石橋財団の創設者 石橋正二郎は1889年、福岡県久留米市に生まれました。17歳のとき家業の仕立物屋を継ぎ、地下足袋の創製やゴム靴の製造を通じて全国的な企業へと拡大しました。1931年にはブリッヂストンタイヤ株式会社(現・株式会社ブリヂストン)を創業し、自動車タイヤの国産化に成功して、同社を日本を代表する企業へと成長させました。
正二郎は企業経営においても社会への貢献を大切と考えていました。自著にこのように記しています。「絶えず時世の変化を洞察して時勢に一歩先んじ、よりよい製品を創造して社会の進歩発展に役立つよう心がけ、社会への貢献が大きければ大きいほど事業は繁栄する」。

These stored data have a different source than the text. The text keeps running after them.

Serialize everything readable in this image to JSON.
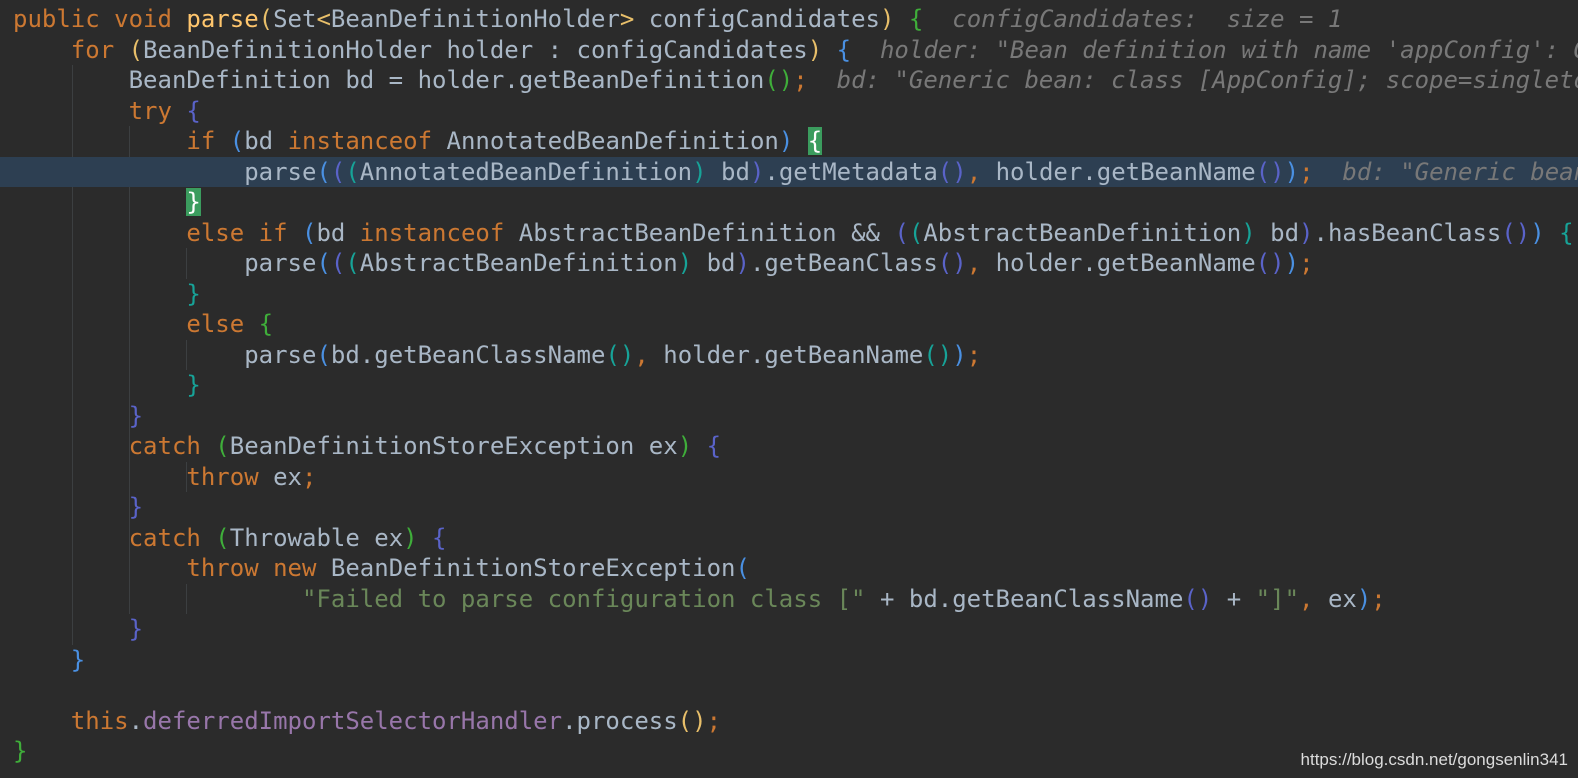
{
  "code": {
    "current_line": 5,
    "lines": [
      [
        [
          "public void ",
          "t-kw"
        ],
        [
          "parse",
          "t-fn"
        ],
        [
          "(",
          "b1"
        ],
        [
          "Set",
          "t-plain"
        ],
        [
          "<",
          "b1"
        ],
        [
          "BeanDefinitionHolder",
          "t-plain"
        ],
        [
          ">",
          "b1"
        ],
        [
          " configCandidates",
          "t-plain"
        ],
        [
          ")",
          "b1"
        ],
        [
          " ",
          "t-plain"
        ],
        [
          "{",
          "b2"
        ],
        [
          "  configCandidates:  size = 1",
          "t-hint"
        ]
      ],
      [
        [
          "    ",
          "t-plain"
        ],
        [
          "for ",
          "t-kw"
        ],
        [
          "(",
          "b1"
        ],
        [
          "BeanDefinitionHolder holder : configCandidates",
          "t-plain"
        ],
        [
          ")",
          "b1"
        ],
        [
          " ",
          "t-plain"
        ],
        [
          "{",
          "b3"
        ],
        [
          "  holder: \"Bean definition with name 'appConfig': Generic bean: class [AppConfig]\"",
          "t-hint"
        ]
      ],
      [
        [
          "        BeanDefinition bd = holder.getBeanDefinition",
          "t-plain"
        ],
        [
          "()",
          "b2"
        ],
        [
          ";",
          "t-kw"
        ],
        [
          "  bd: \"Generic bean: class [AppConfig]; scope=singleton; abstract=false\"",
          "t-hint"
        ]
      ],
      [
        [
          "        ",
          "t-plain"
        ],
        [
          "try ",
          "t-kw"
        ],
        [
          "{",
          "b4"
        ]
      ],
      [
        [
          "            ",
          "t-plain"
        ],
        [
          "if ",
          "t-kw"
        ],
        [
          "(",
          "b3"
        ],
        [
          "bd ",
          "t-plain"
        ],
        [
          "instanceof ",
          "t-kw"
        ],
        [
          "AnnotatedBeanDefinition",
          "t-plain"
        ],
        [
          ")",
          "b3"
        ],
        [
          " ",
          "t-plain"
        ],
        [
          "{",
          "bm"
        ]
      ],
      [
        [
          "                parse",
          "t-plain"
        ],
        [
          "(",
          "b3"
        ],
        [
          "(",
          "b4"
        ],
        [
          "(",
          "b5"
        ],
        [
          "AnnotatedBeanDefinition",
          "t-plain"
        ],
        [
          ")",
          "b5"
        ],
        [
          " bd",
          "t-plain"
        ],
        [
          ")",
          "b4"
        ],
        [
          ".getMetadata",
          "t-plain"
        ],
        [
          "()",
          "b4"
        ],
        [
          ", ",
          "t-kw"
        ],
        [
          "holder.getBeanName",
          "t-plain"
        ],
        [
          "()",
          "b4"
        ],
        [
          ")",
          "b3"
        ],
        [
          ";",
          "t-kw"
        ],
        [
          "  bd: \"Generic bean: class [AppConfig]; scope=singleton\"",
          "t-hint"
        ]
      ],
      [
        [
          "            ",
          "t-plain"
        ],
        [
          "}",
          "bm"
        ]
      ],
      [
        [
          "            ",
          "t-plain"
        ],
        [
          "else if ",
          "t-kw"
        ],
        [
          "(",
          "b3"
        ],
        [
          "bd ",
          "t-plain"
        ],
        [
          "instanceof ",
          "t-kw"
        ],
        [
          "AbstractBeanDefinition && ",
          "t-plain"
        ],
        [
          "(",
          "b4"
        ],
        [
          "(",
          "b5"
        ],
        [
          "AbstractBeanDefinition",
          "t-plain"
        ],
        [
          ")",
          "b5"
        ],
        [
          " bd",
          "t-plain"
        ],
        [
          ")",
          "b4"
        ],
        [
          ".hasBeanClass",
          "t-plain"
        ],
        [
          "()",
          "b4"
        ],
        [
          ")",
          "b3"
        ],
        [
          " ",
          "t-plain"
        ],
        [
          "{",
          "b5"
        ]
      ],
      [
        [
          "                parse",
          "t-plain"
        ],
        [
          "(",
          "b3"
        ],
        [
          "(",
          "b4"
        ],
        [
          "(",
          "b5"
        ],
        [
          "AbstractBeanDefinition",
          "t-plain"
        ],
        [
          ")",
          "b5"
        ],
        [
          " bd",
          "t-plain"
        ],
        [
          ")",
          "b4"
        ],
        [
          ".getBeanClass",
          "t-plain"
        ],
        [
          "()",
          "b4"
        ],
        [
          ", ",
          "t-kw"
        ],
        [
          "holder.getBeanName",
          "t-plain"
        ],
        [
          "()",
          "b4"
        ],
        [
          ")",
          "b3"
        ],
        [
          ";",
          "t-kw"
        ]
      ],
      [
        [
          "            ",
          "t-plain"
        ],
        [
          "}",
          "b5"
        ]
      ],
      [
        [
          "            ",
          "t-plain"
        ],
        [
          "else ",
          "t-kw"
        ],
        [
          "{",
          "b2"
        ]
      ],
      [
        [
          "                parse",
          "t-plain"
        ],
        [
          "(",
          "b3"
        ],
        [
          "bd.getBeanClassName",
          "t-plain"
        ],
        [
          "()",
          "b5"
        ],
        [
          ", ",
          "t-kw"
        ],
        [
          "holder.getBeanName",
          "t-plain"
        ],
        [
          "()",
          "b5"
        ],
        [
          ")",
          "b3"
        ],
        [
          ";",
          "t-kw"
        ]
      ],
      [
        [
          "            ",
          "t-plain"
        ],
        [
          "}",
          "b5"
        ]
      ],
      [
        [
          "        ",
          "t-plain"
        ],
        [
          "}",
          "b4"
        ]
      ],
      [
        [
          "        ",
          "t-plain"
        ],
        [
          "catch ",
          "t-kw"
        ],
        [
          "(",
          "b2"
        ],
        [
          "BeanDefinitionStoreException ex",
          "t-plain"
        ],
        [
          ")",
          "b2"
        ],
        [
          " ",
          "t-plain"
        ],
        [
          "{",
          "b4"
        ]
      ],
      [
        [
          "            ",
          "t-plain"
        ],
        [
          "throw ",
          "t-kw"
        ],
        [
          "ex",
          "t-plain"
        ],
        [
          ";",
          "t-kw"
        ]
      ],
      [
        [
          "        ",
          "t-plain"
        ],
        [
          "}",
          "b4"
        ]
      ],
      [
        [
          "        ",
          "t-plain"
        ],
        [
          "catch ",
          "t-kw"
        ],
        [
          "(",
          "b2"
        ],
        [
          "Throwable ex",
          "t-plain"
        ],
        [
          ")",
          "b2"
        ],
        [
          " ",
          "t-plain"
        ],
        [
          "{",
          "b4"
        ]
      ],
      [
        [
          "            ",
          "t-plain"
        ],
        [
          "throw new ",
          "t-kw"
        ],
        [
          "BeanDefinitionStoreException",
          "t-plain"
        ],
        [
          "(",
          "b3"
        ]
      ],
      [
        [
          "                    ",
          "t-plain"
        ],
        [
          "\"Failed to parse configuration class [\"",
          "t-str"
        ],
        [
          " + bd.getBeanClassName",
          "t-plain"
        ],
        [
          "()",
          "b4"
        ],
        [
          " + ",
          "t-plain"
        ],
        [
          "\"]\"",
          "t-str"
        ],
        [
          ", ",
          "t-kw"
        ],
        [
          "ex",
          "t-plain"
        ],
        [
          ")",
          "b3"
        ],
        [
          ";",
          "t-kw"
        ]
      ],
      [
        [
          "        ",
          "t-plain"
        ],
        [
          "}",
          "b4"
        ]
      ],
      [
        [
          "    ",
          "t-plain"
        ],
        [
          "}",
          "b3"
        ]
      ],
      [],
      [
        [
          "    ",
          "t-plain"
        ],
        [
          "this",
          "t-kw"
        ],
        [
          ".",
          "t-plain"
        ],
        [
          "deferredImportSelectorHandler",
          "t-field"
        ],
        [
          ".process",
          "t-plain"
        ],
        [
          "()",
          "b1"
        ],
        [
          ";",
          "t-kw"
        ]
      ],
      [
        [
          "}",
          "b2"
        ]
      ]
    ]
  },
  "watermark": "https://blog.csdn.net/gongsenlin341"
}
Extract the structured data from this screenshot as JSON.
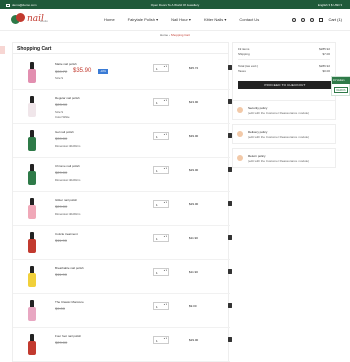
{
  "topbar": {
    "email": "demo@demo.com",
    "promo": "Open Doors To A World Of Jewellery",
    "lang_currency": "English ▾  $ USD ▾"
  },
  "header": {
    "logo_text": "nail",
    "logo_sub": "studio",
    "nav": [
      "Home",
      "Fairytale Polish ▾",
      "Nail Hour ▾",
      "Kitter Nails ▾",
      "Contact Us"
    ],
    "cart_label": "Cart (1)",
    "icons": [
      "search-icon",
      "user-icon",
      "heart-icon",
      "cart-icon"
    ]
  },
  "breadcrumb": {
    "home": "Home",
    "sep": "›",
    "current": "Shopping Cart"
  },
  "cart": {
    "title": "Shopping Cart",
    "items": [
      {
        "name": "Matte nail polish",
        "old_price": "$39.72",
        "price": "$35.90",
        "discount": "-10%",
        "attrs": [
          "Size:S"
        ],
        "qty": "1",
        "total": "$35.72",
        "color": "#e28fb0"
      },
      {
        "name": "Regular nail polish",
        "old_price": "",
        "price": "$23.90",
        "discount": "",
        "attrs": [
          "Size:S",
          "Color:White"
        ],
        "qty": "1",
        "total": "$23.90",
        "color": "#f0e6ea"
      },
      {
        "name": "Gel nail polish",
        "old_price": "",
        "price": "$39.00",
        "discount": "",
        "attrs": [
          "Dimension:40x60cm"
        ],
        "qty": "1",
        "total": "$39.00",
        "color": "#2e7a48"
      },
      {
        "name": "Chrome nail polish",
        "old_price": "",
        "price": "$29.00",
        "discount": "",
        "attrs": [
          "Dimension:40x60cm"
        ],
        "qty": "1",
        "total": "$29.00",
        "color": "#2e7a48"
      },
      {
        "name": "Glitter nail polish",
        "old_price": "",
        "price": "$29.00",
        "discount": "",
        "attrs": [
          "Dimension:40x60cm"
        ],
        "qty": "1",
        "total": "$29.00",
        "color": "#f0a8b8"
      },
      {
        "name": "Cuticle treatment",
        "old_price": "",
        "price": "$11.90",
        "discount": "",
        "attrs": [],
        "qty": "1",
        "total": "$11.90",
        "color": "#c23a2f"
      },
      {
        "name": "Breathable nail polish",
        "old_price": "",
        "price": "$11.90",
        "discount": "",
        "attrs": [],
        "qty": "1",
        "total": "$11.90",
        "color": "#f1d03a"
      },
      {
        "name": "The Classic Manicure",
        "old_price": "",
        "price": "$9.00",
        "discount": "",
        "attrs": [],
        "qty": "1",
        "total": "$9.00",
        "color": "#e8a7c2"
      },
      {
        "name": "Four foot nail polish",
        "old_price": "",
        "price": "$29.00",
        "discount": "",
        "attrs": [],
        "qty": "1",
        "total": "$29.00",
        "color": "#c23a2f"
      }
    ]
  },
  "summary": {
    "items_label": "19 items",
    "items_value": "$285.92",
    "shipping_label": "Shipping",
    "shipping_value": "$7.00",
    "total_label": "Total (tax excl.)",
    "total_value": "$286.92",
    "taxes_label": "Taxes",
    "taxes_value": "$0.00",
    "checkout": "PROCEED TO CHECKOUT"
  },
  "policies": [
    {
      "title": "Security policy",
      "desc": "(edit with the Customer Reassurance module)"
    },
    {
      "title": "Delivery policy",
      "desc": "(edit with the Customer Reassurance module)"
    },
    {
      "title": "Return policy",
      "desc": "(edit with the Customer Reassurance module)"
    }
  ],
  "floating": {
    "top": "19 Visitors",
    "button": "DEMOS"
  },
  "colors": {
    "brand_green": "#1f5a3a",
    "accent_red": "#c23a2f"
  }
}
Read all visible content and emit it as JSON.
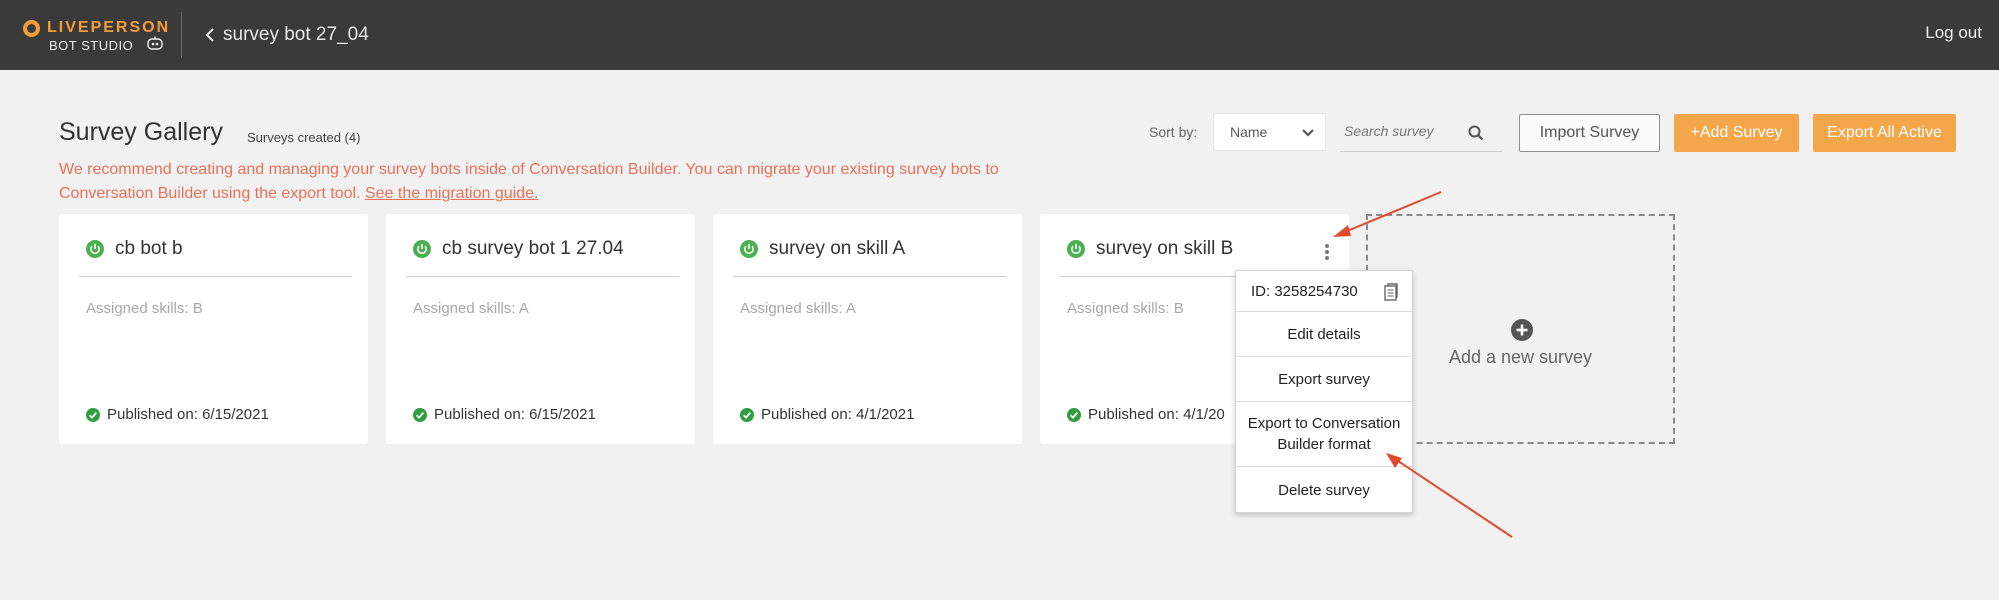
{
  "header": {
    "brand": "LIVEPERSON",
    "product": "BOT STUDIO",
    "back_title": "survey bot 27_04",
    "logout": "Log out"
  },
  "gallery": {
    "title": "Survey Gallery",
    "count_label": "Surveys created (4)",
    "notice": "We recommend creating and managing your survey bots inside of Conversation Builder. You can migrate your existing survey bots to Conversation Builder using the export tool.",
    "notice_link": "See the migration guide."
  },
  "toolbar": {
    "sort_label": "Sort by:",
    "sort_value": "Name",
    "search_placeholder": "Search survey",
    "import_label": "Import Survey",
    "add_label": "+Add Survey",
    "export_all_label": "Export All Active"
  },
  "surveys": [
    {
      "name": "cb bot b",
      "skills": "Assigned skills: B",
      "published": "Published on: 6/15/2021"
    },
    {
      "name": "cb survey bot 1 27.04",
      "skills": "Assigned skills: A",
      "published": "Published on: 6/15/2021"
    },
    {
      "name": "survey on skill A",
      "skills": "Assigned skills: A",
      "published": "Published on: 4/1/2021"
    },
    {
      "name": "survey on skill B",
      "skills": "Assigned skills: B",
      "published": "Published on: 4/1/20"
    }
  ],
  "add_new": {
    "label": "Add a new survey"
  },
  "context_menu": {
    "id_label": "ID: 3258254730",
    "items": [
      "Edit details",
      "Export survey",
      "Export to Conversation Builder format",
      "Delete survey"
    ]
  },
  "colors": {
    "topbar": "#3a3a3a",
    "accent": "#f4a64a",
    "notice": "#e8715a",
    "status_green": "#4caf50",
    "annotation_arrow": "#e04a2e"
  }
}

一方で、正二郎は若年の頃から文化事業にも取り組みました。1928年には九州医学専門学校(現・久留米大学)の創設に際して、学校用地と校舎を寄贈。また、長年にわたって久留米や東京の学校・教育機関に対して、さまざまな施設の寄贈や教育活動への寄付助成を行っています。
1927年頃から絵画の蒐集を始めましたが、早くからこれを公開する意志を抱き、1952年、東京・京橋のブリヂストンビル2階にブリヂストン美術館(現・アーティゾン美術館)を開館。自らのコレクションを一般に公開しました。その後も、久留米の石橋文化センター(1956)、ヴェネチア・ビエンナーレ日本館(1956)、東京国立近代美術館(1969)と、数々の文化施設を建設し、寄贈しました。正二郎は1976年に永眠しました。ブリヂストンに代表される企業経営と、さまざまな文化事業を両輪にして、社会貢献に尽くした生涯でした。